Simulation du rayonnement de l'entrée atmosphérique sur les planètes gazeuses géantes / Christopher James ; sous la direction de Christophe Laux et de Richard Morgan et de David Gildfind et de Timothy McIntyre

Date :

Type : Livre / Book

Type : Thèse / Thesis

Langue / Language : français / French

Langue / Language : anglais / English

Aérodynamique hypersonique

Véhicules spatiaux -- Entrée dans l'atmosphère

Planètes externes -- Atmosphères

Laux, Christophe (Directeur de thèse / thesis advisor)

Morgan, Richard (Directeur de thèse / thesis advisor)

Gildfind, David (19..-....) (Directeur de thèse / thesis advisor)

McIntyre, Timothy (19..-....) (Directeur de thèse / thesis advisor)

Prazeres Lino Da Silva, Mário António (1978-....) (Président du jury de soutenance / praeses)

Dufrene, Aaron (Rapporteur de la thèse / thesis reporter)

Bultel, Arnaud (19..-.... ; chercheur en physique) (Membre du jury / opponent)

Packan, Denis (19..-....) (Membre du jury / opponent)

Université Paris-Saclay (2015-2019) (Organisme de soutenance / degree-grantor)

University of Queensland (Organisme de cotutelle / degree co-grantor)

École doctorale Sciences mécaniques et énergétiques, matériaux et géosciences (Gif-sur-Yvette, Essonne ; 2015-....) (Ecole doctorale associée à la thèse / doctoral school)

CentraleSupélec (2015-....) (Autre partenaire associé à la thèse / thesis associated third party)

Laboratoire d'énergétique moléculaire et macroscopique, combustion (Gif-sur-Yvette, Essonne) (Laboratoire associé à la thèse / thesis associated laboratory)

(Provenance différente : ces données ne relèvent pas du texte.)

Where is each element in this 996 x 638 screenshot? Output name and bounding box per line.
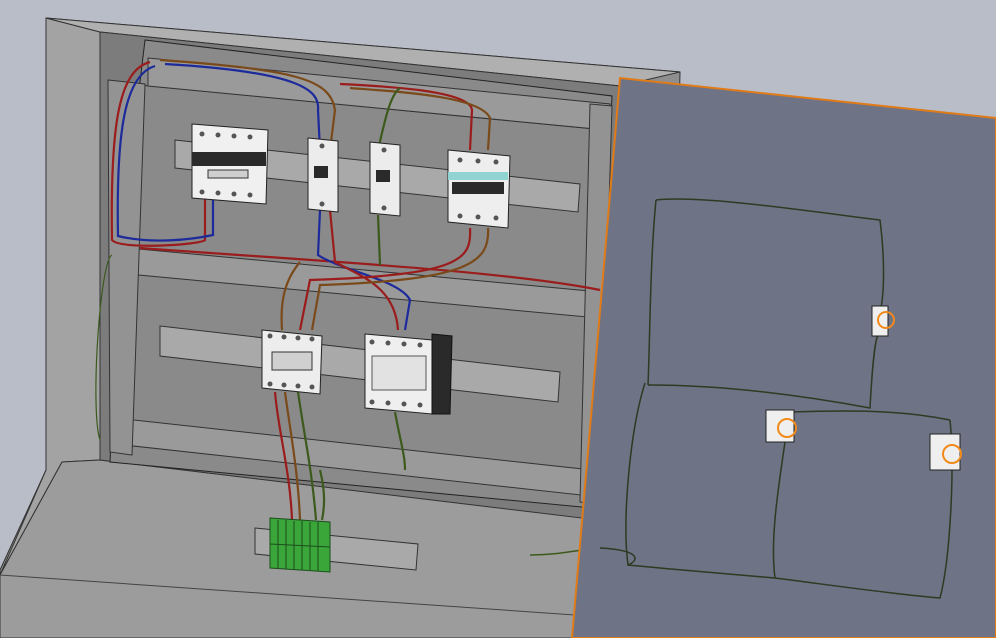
electrical-cabinet-3d-model xyxy=(0,0,996,638)
breaker-1-pole-a[interactable] xyxy=(307,137,339,213)
rcd-accent-band xyxy=(448,172,508,180)
breaker-toggle xyxy=(314,166,328,178)
main-breaker-4-pole[interactable] xyxy=(191,123,269,205)
relay-cover xyxy=(371,355,427,391)
rcd-breaker[interactable] xyxy=(447,149,511,229)
contactor[interactable] xyxy=(261,329,323,395)
breaker-label-strip xyxy=(192,152,266,166)
contactor-window xyxy=(271,351,313,371)
breaker-1-pole-b[interactable] xyxy=(369,141,401,217)
cad-viewport[interactable] xyxy=(0,0,996,638)
green-terminal-block[interactable] xyxy=(269,517,331,573)
door-switch-left[interactable] xyxy=(765,409,797,443)
door-switch-right[interactable] xyxy=(929,433,962,471)
breaker-toggle xyxy=(376,170,390,182)
door-panel xyxy=(570,76,996,638)
relay-dark-housing xyxy=(431,333,453,415)
rcd-toggle xyxy=(452,182,504,194)
breaker-lever xyxy=(207,169,249,179)
control-relay-module[interactable] xyxy=(364,333,453,415)
cabinet-door[interactable] xyxy=(570,76,996,638)
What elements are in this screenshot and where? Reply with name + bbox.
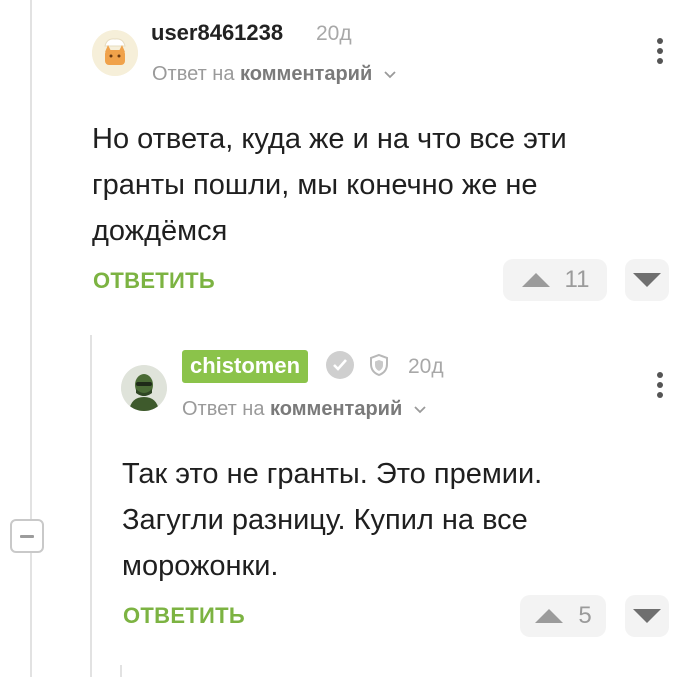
reply-target: комментарий bbox=[270, 398, 403, 420]
comment-text-line: Загугли разницу. Купил на все bbox=[122, 504, 528, 536]
arrow-down-icon bbox=[633, 273, 661, 287]
arrow-up-icon bbox=[535, 609, 564, 623]
comment-text: Но ответа, куда же и на что все эти гран… bbox=[92, 116, 567, 254]
collapse-thread-button[interactable] bbox=[10, 519, 44, 553]
comment-text-line: Так это не гранты. Это премии. bbox=[122, 458, 543, 490]
comment-time: 20д bbox=[316, 22, 352, 45]
comment-time: 20д bbox=[408, 355, 444, 378]
reply-button[interactable]: ОТВЕТИТЬ bbox=[123, 603, 245, 629]
reply-target: комментарий bbox=[240, 63, 373, 85]
reply-prefix: Ответ на bbox=[182, 398, 265, 420]
comment-text-line: гранты пошли, мы конечно же не bbox=[92, 169, 538, 201]
comment-text: Так это не гранты. Это премии. Загугли р… bbox=[122, 451, 542, 589]
chevron-down-icon bbox=[384, 71, 396, 78]
avatar-cat-chef-icon bbox=[92, 30, 138, 76]
reply-to-link[interactable]: Ответ на комментарий bbox=[152, 63, 396, 86]
reply-prefix: Ответ на bbox=[152, 63, 235, 85]
comment-username[interactable]: user8461238 bbox=[151, 20, 283, 46]
more-vertical-icon[interactable] bbox=[650, 34, 670, 68]
comment-text-line: дождёмся bbox=[92, 215, 228, 247]
reply-to-link[interactable]: Ответ на комментарий bbox=[182, 398, 426, 421]
comment-username[interactable]: chistomen bbox=[182, 350, 309, 383]
comment-text-line: Но ответа, куда же и на что все эти bbox=[92, 123, 567, 155]
avatar[interactable] bbox=[92, 30, 138, 76]
nested-thread-line bbox=[120, 665, 122, 677]
arrow-up-icon bbox=[521, 273, 550, 287]
thread-line bbox=[30, 0, 32, 677]
comment-text-line: морожонки. bbox=[122, 550, 279, 582]
downvote-button[interactable] bbox=[625, 595, 669, 637]
chevron-down-icon bbox=[414, 406, 426, 413]
shield-icon bbox=[370, 353, 388, 377]
vote-count: 11 bbox=[564, 266, 590, 293]
downvote-button[interactable] bbox=[625, 259, 669, 301]
collapse-minus-icon bbox=[20, 534, 34, 538]
more-vertical-icon[interactable] bbox=[650, 368, 670, 402]
arrow-down-icon bbox=[633, 609, 661, 623]
upvote-button[interactable]: 11 bbox=[503, 259, 607, 301]
vote-count: 5 bbox=[578, 602, 592, 629]
avatar-soldier-icon bbox=[121, 365, 167, 411]
reply-button[interactable]: ОТВЕТИТЬ bbox=[93, 268, 215, 294]
reply-thread-line bbox=[90, 335, 92, 677]
verified-check-icon bbox=[326, 351, 354, 379]
upvote-button[interactable]: 5 bbox=[520, 595, 606, 637]
avatar[interactable] bbox=[121, 365, 167, 411]
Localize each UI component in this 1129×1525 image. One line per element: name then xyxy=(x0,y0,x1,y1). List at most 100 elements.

Résumé / Abstract : L’exploration des quatre planètes géantes gazeuses, Jupiter, Saturne, Neptune et Uranus, est importante pour comprendre l’évolution de notre système solaire et plus généralement de l’univers. Les sondes entrant dans l’atmosphère des géantes gazeuses ont des vitesses de 20 à 50 km/s, largement supérieures aux vitesses d’entrée atmosphérique sur les autres planètes du système solaire. Il s’agit d’un problème complexe car les conditions d’entrées sont brutales et les vitesses associées dépassent largement les capacités des installations d’essai au sol actuelles. Cette thèse examine la possibilité de simuler expérimentalement les conditions d’entrées proposées pour Uranus et Saturne à 22.3 et 26.9 km/s avec un tube d’expansion à piston libre. D’abord, la possibilité de simuler les conditions directement en recréant la vitesse d’entrée réelle a été étudiée. Il a été trouvé qu’il était possible de simuler l’entrée d’Uranus mais seulement avec de grandes incertitudes. Pour cette raison, il a été proposé d’utiliser une substitution du gaz d’essai établie, dans lequel soit le pourcentage d’hélium dans l’atmosphère H2/He est augmenté, soit l’hélium est remplacé par du néon, un gaz noble plus lourd. Cela permet de simuler uniquement les conditions postchoc des entrées. Théoriquement, il a été constaté que ces substitutions permettaient de simuler l’entrée Uranus ou Saturne, ce qui a été confirmé expérimentalement à l’aide d’hélium. Notant l’intérêt actuel d’envoyer des sondes d’entrée atmosphérique vers ces deux planètes, cette étude a démontré que les capacités expérimentales requises sont disponibles pour la réalisation d’expériences simulées avec les modèles d’essais.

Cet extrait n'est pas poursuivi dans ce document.